Статьи из журнала «Что читать» (Быков) - страница 6

Дело вот в чем: в ранней прозе Терехова было много самолюбования, что для литературы чаще всего плохо. В новой — много самоненависти, а это почти всегда хорошо. Драма тереховского поколения отчасти в том, что большинство талантливых людей, которым ныне от 35 до 45, застали советскую власть и формулировали первые жизненные установки в ее терминах, с поправкой на ее условия. Советский проект предполагал ниши крупного литератора, властителя дум и социального мыслителя, занятого теодицеей в масштабах страны, то есть оправдывающего и разъясняющего населению художества власти. Большинство отечественных политологов воспитаны, увы, в этой парадигме. Большинство же литераторов, тереховских ровесников, ярко начинали, но быстро сдулись: они увидели, что их литература ровно никому не нужна, и задохнулись в безвоздушном пространстве. Терехов не задохнулся — он накопил сил для того, чтобы судить нынешнее время с позиций того, ужасного, но и грандиозного.
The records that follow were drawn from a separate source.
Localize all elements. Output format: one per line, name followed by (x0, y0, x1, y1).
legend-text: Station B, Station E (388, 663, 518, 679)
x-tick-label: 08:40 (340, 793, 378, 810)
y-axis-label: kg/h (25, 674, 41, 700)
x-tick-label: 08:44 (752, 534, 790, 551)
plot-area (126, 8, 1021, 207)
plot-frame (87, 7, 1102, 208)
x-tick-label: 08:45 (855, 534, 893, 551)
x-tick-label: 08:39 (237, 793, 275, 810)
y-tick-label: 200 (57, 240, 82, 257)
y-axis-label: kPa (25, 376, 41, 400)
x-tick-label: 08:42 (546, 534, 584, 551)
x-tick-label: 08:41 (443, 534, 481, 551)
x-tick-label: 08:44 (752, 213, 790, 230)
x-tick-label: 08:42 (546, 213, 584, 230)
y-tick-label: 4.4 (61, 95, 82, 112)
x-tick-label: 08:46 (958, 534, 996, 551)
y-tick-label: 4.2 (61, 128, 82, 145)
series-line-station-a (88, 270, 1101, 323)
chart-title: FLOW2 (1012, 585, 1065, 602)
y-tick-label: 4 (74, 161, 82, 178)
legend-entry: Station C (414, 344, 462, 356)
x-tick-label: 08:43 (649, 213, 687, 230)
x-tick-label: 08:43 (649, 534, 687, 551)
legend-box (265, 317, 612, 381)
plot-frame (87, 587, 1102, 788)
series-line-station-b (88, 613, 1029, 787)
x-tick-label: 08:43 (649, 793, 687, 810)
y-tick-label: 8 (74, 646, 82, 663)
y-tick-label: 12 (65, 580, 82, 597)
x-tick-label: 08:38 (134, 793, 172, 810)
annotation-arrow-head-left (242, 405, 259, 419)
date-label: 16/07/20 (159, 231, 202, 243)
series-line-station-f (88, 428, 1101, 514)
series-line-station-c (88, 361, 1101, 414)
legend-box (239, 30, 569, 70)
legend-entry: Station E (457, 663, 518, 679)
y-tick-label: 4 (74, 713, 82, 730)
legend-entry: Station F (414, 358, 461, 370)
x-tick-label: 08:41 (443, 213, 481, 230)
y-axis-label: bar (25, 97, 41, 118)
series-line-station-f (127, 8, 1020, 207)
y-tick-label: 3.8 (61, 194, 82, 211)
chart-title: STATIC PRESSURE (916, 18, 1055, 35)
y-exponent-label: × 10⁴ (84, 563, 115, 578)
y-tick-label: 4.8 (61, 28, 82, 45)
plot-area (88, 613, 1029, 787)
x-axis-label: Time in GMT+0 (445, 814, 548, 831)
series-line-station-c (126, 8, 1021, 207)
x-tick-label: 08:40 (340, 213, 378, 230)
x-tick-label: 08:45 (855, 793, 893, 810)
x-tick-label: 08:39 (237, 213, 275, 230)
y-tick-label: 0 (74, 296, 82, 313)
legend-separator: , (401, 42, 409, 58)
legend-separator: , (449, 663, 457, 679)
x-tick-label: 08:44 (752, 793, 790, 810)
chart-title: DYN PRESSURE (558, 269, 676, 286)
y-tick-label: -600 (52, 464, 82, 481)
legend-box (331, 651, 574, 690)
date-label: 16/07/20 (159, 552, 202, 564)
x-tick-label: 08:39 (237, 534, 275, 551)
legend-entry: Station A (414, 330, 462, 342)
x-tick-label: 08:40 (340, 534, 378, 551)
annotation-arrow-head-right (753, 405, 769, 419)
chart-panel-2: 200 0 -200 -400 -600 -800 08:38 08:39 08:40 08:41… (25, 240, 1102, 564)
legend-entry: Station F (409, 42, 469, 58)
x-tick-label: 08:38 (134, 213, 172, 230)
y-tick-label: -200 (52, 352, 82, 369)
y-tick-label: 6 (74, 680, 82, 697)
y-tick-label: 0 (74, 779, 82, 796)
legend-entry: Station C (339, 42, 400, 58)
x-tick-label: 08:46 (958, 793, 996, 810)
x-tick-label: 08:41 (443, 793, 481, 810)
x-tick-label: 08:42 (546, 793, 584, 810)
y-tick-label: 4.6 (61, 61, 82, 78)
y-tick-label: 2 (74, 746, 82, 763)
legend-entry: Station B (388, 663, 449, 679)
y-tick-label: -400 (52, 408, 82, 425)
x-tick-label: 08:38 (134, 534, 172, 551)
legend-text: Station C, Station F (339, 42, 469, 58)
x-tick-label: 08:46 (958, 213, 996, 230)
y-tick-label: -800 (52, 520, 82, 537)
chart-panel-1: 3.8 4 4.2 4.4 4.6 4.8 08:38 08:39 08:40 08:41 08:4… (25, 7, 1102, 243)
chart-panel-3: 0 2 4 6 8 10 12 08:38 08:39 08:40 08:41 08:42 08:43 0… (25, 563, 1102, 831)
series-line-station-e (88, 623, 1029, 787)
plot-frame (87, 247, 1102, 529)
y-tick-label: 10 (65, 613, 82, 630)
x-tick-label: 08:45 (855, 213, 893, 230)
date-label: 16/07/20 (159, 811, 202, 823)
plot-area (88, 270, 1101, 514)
Когда-то искусствоведа Людмилу Лунину судили за то, что певца героической смерти, живописца Верещагина, она посмела назвать некрофилом во фроммовском смысле; был целый процесс. Я не хочу ни инспирировать процесс, ни оскорблять Терехова, написавшего, на мой взгляд, очень важную книгу, но без некрофилии (во все том же философском смысле) тут не обходится. Автор влюблен в шестнадцатилетнюю мертвую девочку из сталинского дома, большого и страшного конструктивистского серого дома на набережной, а живые девушки для него гораздо более мертвы и безразличны, потому что научились жить без воздуха и даже не знают, какой он бывает. Это книга о любви к прошлому и отвращении к настоящему, о любви к масштабу и отвращении к мелочности; тут нет никакого сталинизма, поскольку сталинская эпоха важна Терехову-прозаику лишь как время исключительных по накалу страстей и небывалых коллизий. И потом, мы ведь не на теоретическом диспуте. Нам важен художественный результат — а результат налицо: перед нами сочинение увлекательное, динамичное, субъективное, спорное, но главное — проникнутое нешуточным страданием. «Я — рыба глубоководная», говорил о себе Андрей Тарковский. Терехов, как и все дети застоя, тоже рыба глубоководная. Он не виноват, что его тянет на глубину, — хотя ему отлично известно, какие чудовища там таятся и чем кончаются встречи с ними.

Однако дело не только в эстетическом пристрастии к имперской эпохе, к миру советской элиты, к странным подпольным организациям вроде «Четвертой империи», дело не в болезненном, остром интересен к мальчикам с отцовскими наганами и девочкам, воспитывавшимся в Штатах; роман Терехова не только и не столько об этом, и не ради истины (в его случае — весьма сомнительной) ведет он свое расследование, доследование 60 лет спустя. Книга, в общем, о смерти, запах которой так ощутим на руинах бывшей страны; о том, как вцепляется в человека биологический ужас после утраты всех целей и смыслов. Расследование, которое ведет герой, — заполнение жизни, попытка придать ей цель, вкус, напряжение. Смерть караулит на всех углах, и за каким свидетелем ни устремится рассказчик — там тоже либо смерть, либо безумие, либо, по-трифоновски говоря, «исчезновение». Жизнь уходит сквозь пальцы, ежесекундно. Отвлечься не на что. Тем ярче сияют предвоенные и военные дни, дачи в Серебряном бору, теннис, влюбленности, дуэли — весь этот праздник, подсвеченный ужасом, потому что каждый день кого-нибудь берут. Такой страсти — во всех смыслах — советская история больше не знала. Эстетическое освоение этого феномена по разным причинам откладывалось: сначала было нельзя, потом не хватало талантов, и лишь одно сочетание таланта с достаточной информированностью знала советская литература: Трифонов этой жизнью жил, был ею навеки ранен и смог ее описать. Не зря Александр Жолковский, ценитель пристальный и строгий, признался однажды, что высшим трифоновским свершением — а может, и лучшим советским рассказом, не считая нескольких шедевров Аксенова, — считает «Игры в сумерках». Кто не читал — прочтите.